Bomb kills 6, wounds 20 in Thailand

The explosive, planted on a motorcycle, was detonated as two suspected Muslim insurgents rode past a roadside restaurant; Thai king calls for unity.

south thailand 88 (photo credit: )
south thailand 88
(photo credit: )
A powerful bomb killed six people and injured twenty Tuesday in one of the deadliest attacks in recent months in Thailand's insurgency-plagued south, an army spokesman said. An explosive, planted in a motorcycle gas tank, was detonated as two suspected Muslim insurgents rode the motorcycle past a roadside restaurant, Army spokesman Col. Akara Thiprote said in a telephone interview. "We suspect that the bomb went off in front of the restaurant before they intended it to," Akara said, adding that the two were killed instantly. Two victims were restaurant workers and the other two were people standing outside the open-air restaurant. The attacks came after a lull in years of violence in Thailand's southernmost provinces.
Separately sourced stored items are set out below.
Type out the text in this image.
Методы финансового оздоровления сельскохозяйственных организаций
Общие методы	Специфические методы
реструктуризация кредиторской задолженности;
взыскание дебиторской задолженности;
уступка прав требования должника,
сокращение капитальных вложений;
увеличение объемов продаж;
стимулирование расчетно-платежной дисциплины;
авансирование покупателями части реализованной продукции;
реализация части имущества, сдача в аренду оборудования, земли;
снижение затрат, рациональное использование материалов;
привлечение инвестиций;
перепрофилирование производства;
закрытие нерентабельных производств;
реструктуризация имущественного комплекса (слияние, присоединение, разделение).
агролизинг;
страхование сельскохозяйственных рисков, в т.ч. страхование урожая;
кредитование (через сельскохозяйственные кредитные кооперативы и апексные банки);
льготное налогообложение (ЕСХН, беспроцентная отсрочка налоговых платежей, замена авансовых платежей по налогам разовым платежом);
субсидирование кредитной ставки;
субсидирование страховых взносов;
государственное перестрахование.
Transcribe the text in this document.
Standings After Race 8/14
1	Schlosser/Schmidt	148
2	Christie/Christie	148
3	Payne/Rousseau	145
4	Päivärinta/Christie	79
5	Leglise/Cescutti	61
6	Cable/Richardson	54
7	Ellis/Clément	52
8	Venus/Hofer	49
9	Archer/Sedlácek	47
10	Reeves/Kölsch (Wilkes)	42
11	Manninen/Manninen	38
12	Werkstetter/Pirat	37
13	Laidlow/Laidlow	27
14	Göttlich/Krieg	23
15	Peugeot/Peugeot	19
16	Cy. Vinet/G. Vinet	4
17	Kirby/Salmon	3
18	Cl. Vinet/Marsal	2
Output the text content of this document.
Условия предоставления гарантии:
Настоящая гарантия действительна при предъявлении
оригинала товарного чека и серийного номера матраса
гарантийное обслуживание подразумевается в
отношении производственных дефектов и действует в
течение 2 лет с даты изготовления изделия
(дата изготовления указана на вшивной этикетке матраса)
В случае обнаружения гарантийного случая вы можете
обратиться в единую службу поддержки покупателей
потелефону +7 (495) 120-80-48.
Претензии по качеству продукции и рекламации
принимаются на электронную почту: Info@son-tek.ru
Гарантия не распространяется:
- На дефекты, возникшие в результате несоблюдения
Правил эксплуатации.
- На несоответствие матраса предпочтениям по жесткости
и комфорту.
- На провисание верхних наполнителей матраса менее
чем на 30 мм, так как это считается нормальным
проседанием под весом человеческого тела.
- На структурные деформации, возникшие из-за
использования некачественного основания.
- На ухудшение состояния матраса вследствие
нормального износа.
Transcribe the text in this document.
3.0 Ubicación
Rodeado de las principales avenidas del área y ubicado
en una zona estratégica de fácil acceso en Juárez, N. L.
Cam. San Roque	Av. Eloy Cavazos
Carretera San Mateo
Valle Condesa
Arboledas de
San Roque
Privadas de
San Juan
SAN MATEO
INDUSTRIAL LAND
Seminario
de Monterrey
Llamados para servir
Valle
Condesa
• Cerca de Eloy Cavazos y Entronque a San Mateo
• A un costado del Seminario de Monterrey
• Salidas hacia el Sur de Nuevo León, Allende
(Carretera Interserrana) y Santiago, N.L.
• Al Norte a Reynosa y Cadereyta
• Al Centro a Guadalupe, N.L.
More than 2,600 people have been killed in the Muslim-majority provinces of Yala, Pattani and Narathiwat, and the southern part of nearby Songkhla, since a long-simmering Islamic separatist insurgency flared up in January 2004. A recent lull in the large-scale violence is partly due to a targeted effort to round up major suspects, Akara said. Despite government efforts to suppress the rebels, they carry out drive-by killings and small-scale bombings almost daily, apparently in an effort to terrorize Buddhist residents into leaving the area. The attack came on the eve of the 80th birthday of Thailand's beloved monarch but there was no immediate link between the two events. Thailand's aging King Bhumibol Adulyadej pleaded for his people to be united to safeguard the nation in his annual birthday speech. He did not talk about the violent Islamic insurgency in the three southernmost provinces.